I love their simplicity. A couple of weeks ago, Alison picked some for me and I put them in a drinking glass on the window sill. In the light of mid-morning, they were simple, elegant and delicate. For some reason, I think of prairies and rustic meals called by a strong-armed matriarch with an iron triangle.

In folklore, cornflowers were worn by young men in love; if the flower faded too quickly, it was taken as a sign that the man’s love was unrequited. Generally, the cut stems are hardy.

The foxgloves are doing splendidly; they’re probably between four and five feet high now. I grew snapdragons and foxgloves in my front yard in Spokane, but they never grew this tall or nice. My guess is that they were in too much shade where I grew them.

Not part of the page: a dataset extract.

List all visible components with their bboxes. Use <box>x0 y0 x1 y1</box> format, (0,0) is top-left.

I’m pretty sure this is the flower of the Butterfly Bush. They are also attractive to bees, moths and ladybirds. The species of buddleia with red flowers are also attractive to hummingbirds, all of which are beneficial to the garden.

I actually have no idea what this plant is. I bought it because I liked the leaves and I had no idea that it would even put out a flower like this. I thought it was a bush. I walked by it this afternoon and became entranced by the awesome flower.